De varkens van Captein 2

15 september 2020

Zo’n weblog als dit helpt goed om met betrokken burgers in contact te komen. Het verslag over het bezoek van Evelyn Hijink en mij aan de familie Captein om over hun plannen om hun varkensstal uit te breiden, resulteerde vrijwel onmiddellijk in een verzoek van de buren van deze melkveehouder die ons ook hun mening over deze zaak wilden vertellen. De buren van de Capteins hadden de indruk gekregen dat we van plan zijn om deze uitbreidingsplannen – als die gepaard gaan met een dier- en milieuvriendelijkere stal en met ‘circulair’ gebruik van de melkwei van hun kaasmakerij – onverkort te steunen. Dat valt echter nog te bezien.

We hebben wel gevraagd om de ‘Casus Captein’ te gebruiken als concreet voorbeeld bij de bespreking van de ‘Hoofdlijnennotitie vitale landbouw’. Hoe stimuleren we nu concreet om nuttig gebruik te maken van reststromen in de veeteelt als melkwei en stalmest? Wanneer is een bedrijf ‘circulair’? Als het alle grondstoffen van het eigen bedrijf of de directe omgeving betrekt, of een bepaald percentage? Hoe hoog is dat percentage dan? Kunnen we dat faciliteren, stimuleren of afdwingen? In het ruimtelijk beleid mag je geen criteria als ‘diervriendelijkheid’ gebruiken, maar hoe zorg je er dan toch voor dat diervriendelijkheid de norm wordt?

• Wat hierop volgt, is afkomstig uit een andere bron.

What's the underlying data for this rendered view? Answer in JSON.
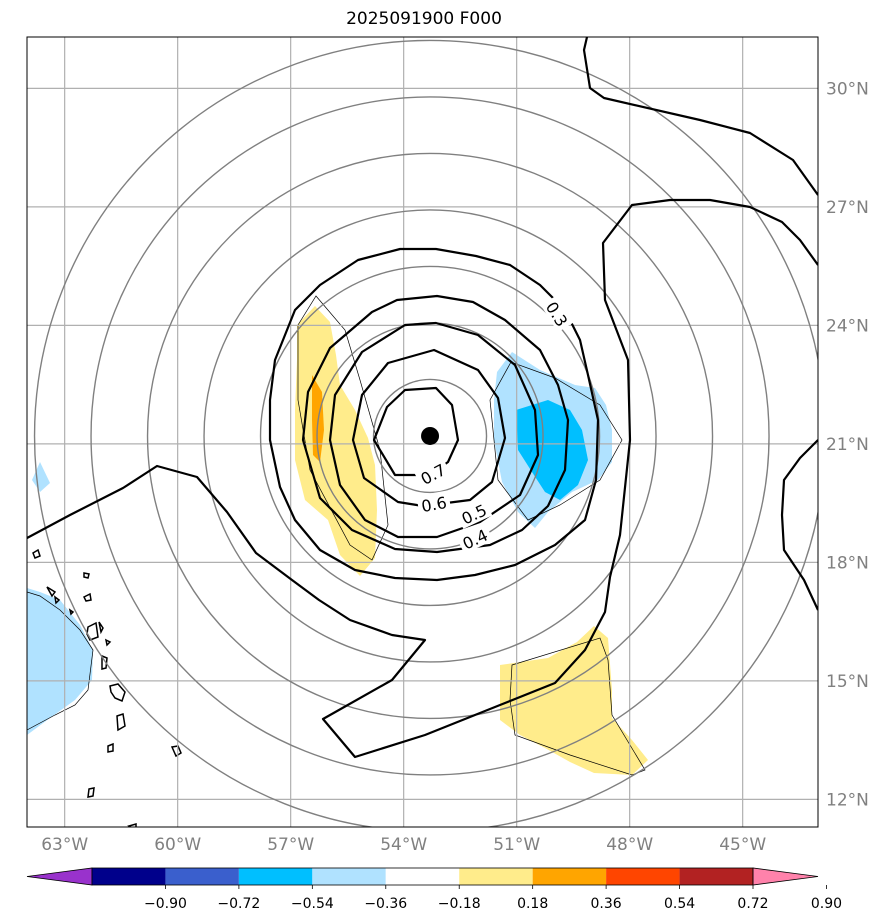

We willen ons graag op de hoogte stellen van wat er werkelijk speelt. Daarom zijn we met de Capteins gaan praten en daarom bezocht ik (Evelyn Hijink was verhinderd) ook de buren.  Het was weer een prachtige dag voor een bezoek aan de Weipoort dus we konden heerlijk in de achtertuin zitten. De Weipoorters met wie ik sprak waren niet erg te spreken over de plannen van de Capteins. De buren zijn al meer dan vijf jaar aan het procederen tegen een extra ontsluitingsweg die nodig zou zijn voor de toekomstige stal. De huidige stal, die voor stankoverlast zorgt, voldoet niet meer aan de regelgeving, dus daar moet iets mee gebeuren. “Maar waarom”, vragen de buren, “stoppen ze niet gewoon met die varkensfokkerij?  Een biologische boer in de buurt, die ook zelf kaas maakt, gebruikt de wei als bemesting voor zijn land. Waarom doen de Capteins dat niet?”

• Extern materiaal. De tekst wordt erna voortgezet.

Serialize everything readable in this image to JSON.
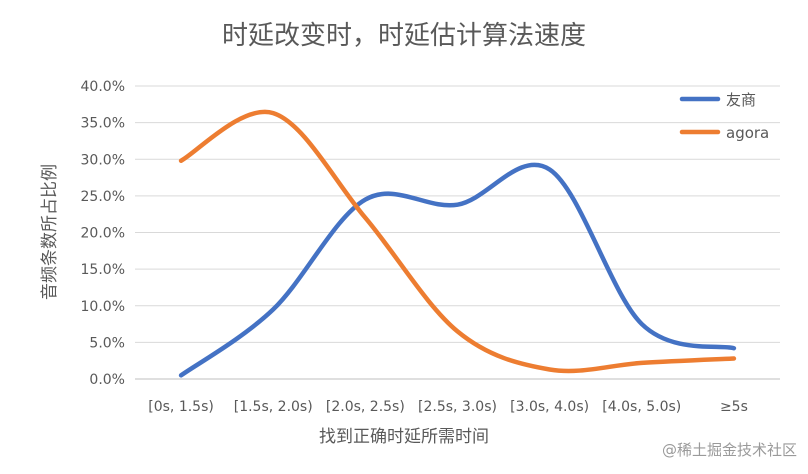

De buren vertelden me dat Captein volgens hen nu ook al al zijn wei aan de varkens voert. De huidige 180 varkens hebben daarnaast nog krachtvoer nodig, dus als er in plaats daarvan ineens 800 varkens zijn dan is er minder wei per varken beschikbaar en moet er veel meer krachtvoer worden aangevoerd. “Wat is daar dan zo circulair aan?”

Andere vragen die de omwonenden stelden: “Mag je bij kringlooplandbouw dan wel kunstmest en krachtvoer gebruiken en mest afvoeren?” “Wat doen die andere zelfkazende boeren dan met hun wei?” “Zijn er echt al luchtwassers die voor de volle 100% de ammoniakuitstoot tegengaan? Is de stankoverlast dan ook verleden tijd?”

Op die vragen had ik geen antwoord paraat. De omwonenden vonden daarom de ‘Casus Captein’ niet geschikt om te gebruiken bij de ‘Hoofdlijnennotitie vitale landbouw’.  Ik bestreed dat: de discussie die ik deze zondagmiddag met ze had bewijst het tegendeel. Ze hadden mij nu net die vragen gesteld die wij met de gedeputeerde willen bespreken. We kwamen tot de conclusie dat we een hele nuttige discussie over het vraagstuk van de verduurzaming van de landbouw in het algemeen en de leefbaarheid in de Weipoort in het bijzonder hadden gehad.

Misschien moeten we het nog eens over doen met de familie Captein erbij.